Hinter den Kulissen ist der Platz für die Marionettenspieler nicht gerade üppig bemessen …
Es ist eine große logistische Herausforderung, diese ganze Bühnenmaschinerie hier so unterzubekommen, dass sie für zwei Personen auch handhabbar bleibt. Wir waren bis vor Kurzem noch zu dritt, aber ein Kollege ist ausgestiegen. Deshalb war es wichtig, ein Programm zu bauen, das wir auch zu zweit spielen können.
Wie lange habt ihr an „Wind in den Weiden“ nach dem Kinderbuchklassiker von Kenneth Grahame gearbeitet?
Ungefähr drei Jahre. Zuerst habe ich den Sprechtext geschrieben, dann die Figuren und zum Schluss die Kulissen gebaut, und Diana Skoda, mit der ich seit zwölf Jahren zusammenspiele, hat die Bühnenbilder gemalt. Meine Mutter ist Schneiderin im Ruhestand und macht die Kostüme. Das letzte Dreivierteljahr haben wir an der Inszenierung gearbeitet.
Und während der Proben ist die Bühne dann für Aufführungen blockiert?
Diese Monate muss man sich tatsächlich finanziell aus den Rippen schwitzen, weil es keine Einnahmen gibt. Mit Förderungen ist es auch schwierig, weil unsere Geschichten eher zeitlos sind und nicht die Innovation haben, die die meisten Förderer erwarten.
Geschichten zum Leben erwecken
Nach welchen Kriterien suchst du deine Geschichten aus?
Sie muss mich natürlich ansprechen, sie muss aber auch mit den begrenzten Mitteln des Marionettentheaters erzählbar sein.
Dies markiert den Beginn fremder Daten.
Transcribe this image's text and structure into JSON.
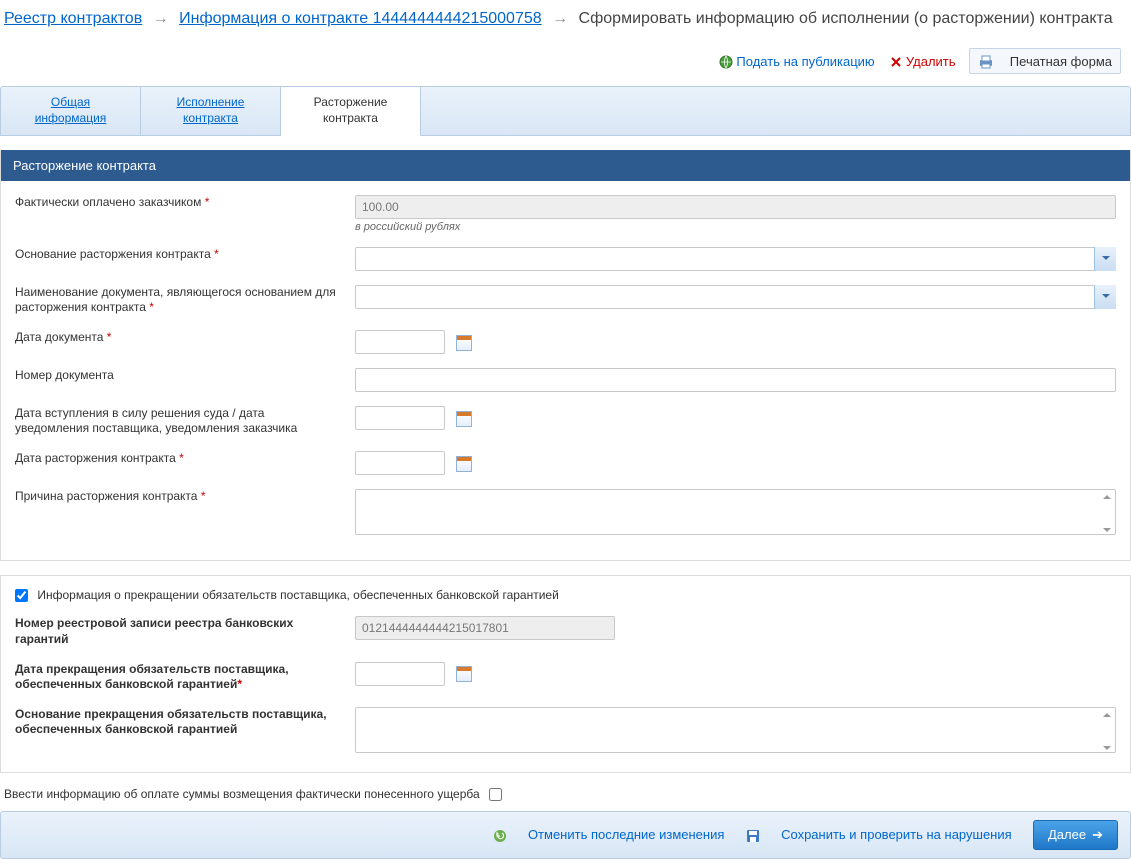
{
  "breadcrumb": {
    "registry": "Реестр контрактов",
    "contract_info": "Информация о контракте 1444444444215000758",
    "current": "Сформировать информацию об исполнении (о расторжении) контракта"
  },
  "toolbar": {
    "publish": "Подать на публикацию",
    "delete": "Удалить",
    "print": "Печатная форма"
  },
  "tabs": {
    "general": "Общая\nинформация",
    "execution": "Исполнение\nконтракта",
    "termination": "Расторжение\nконтракта"
  },
  "panel_title": "Расторжение контракта",
  "fields": {
    "paid_label": "Фактически оплачено заказчиком",
    "paid_value": "100.00",
    "paid_hint": "в российский рублях",
    "basis_label": "Основание расторжения контракта",
    "doc_name_label": "Наименование документа, являющегося основанием для расторжения контракта",
    "doc_date_label": "Дата документа",
    "doc_num_label": "Номер документа",
    "court_date_label": "Дата вступления в силу решения суда / дата уведомления поставщика, уведомления заказчика",
    "term_date_label": "Дата расторжения контракта",
    "reason_label": "Причина расторжения контракта"
  },
  "bank": {
    "checkbox_label": "Информация о прекращении обязательств поставщика, обеспеченных банковской гарантией",
    "reg_num_label": "Номер реестровой записи реестра банковских гарантий",
    "reg_num_value": "0121444444444215017801",
    "stop_date_label": "Дата прекращения обязательств поставщика, обеспеченных банковской гарантией",
    "stop_basis_label": "Основание прекращения обязательств поставщика, обеспеченных банковской гарантией"
  },
  "damage_label": "Ввести информацию об оплате суммы возмещения фактически понесенного ущерба",
  "footer": {
    "undo": "Отменить последние изменения",
    "save": "Сохранить и проверить на нарушения",
    "next": "Далее"
  }
}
Während des Spiels lotet man also ständig die Grenzen des Mach- und Darstellbaren aus. Wir erzählen ja auch nur das zentrale, titelgebende Buchkapitel „Der Pfeifer an den Pforten der Dämmerung“: Der Maulwurf und die Ratte suchen den kleinen verloren gegangenen Otter und treffen bei einer nächtlichen Flussfahrt auf den Schatten des Gottes Pan, der auf der Flöte spielt.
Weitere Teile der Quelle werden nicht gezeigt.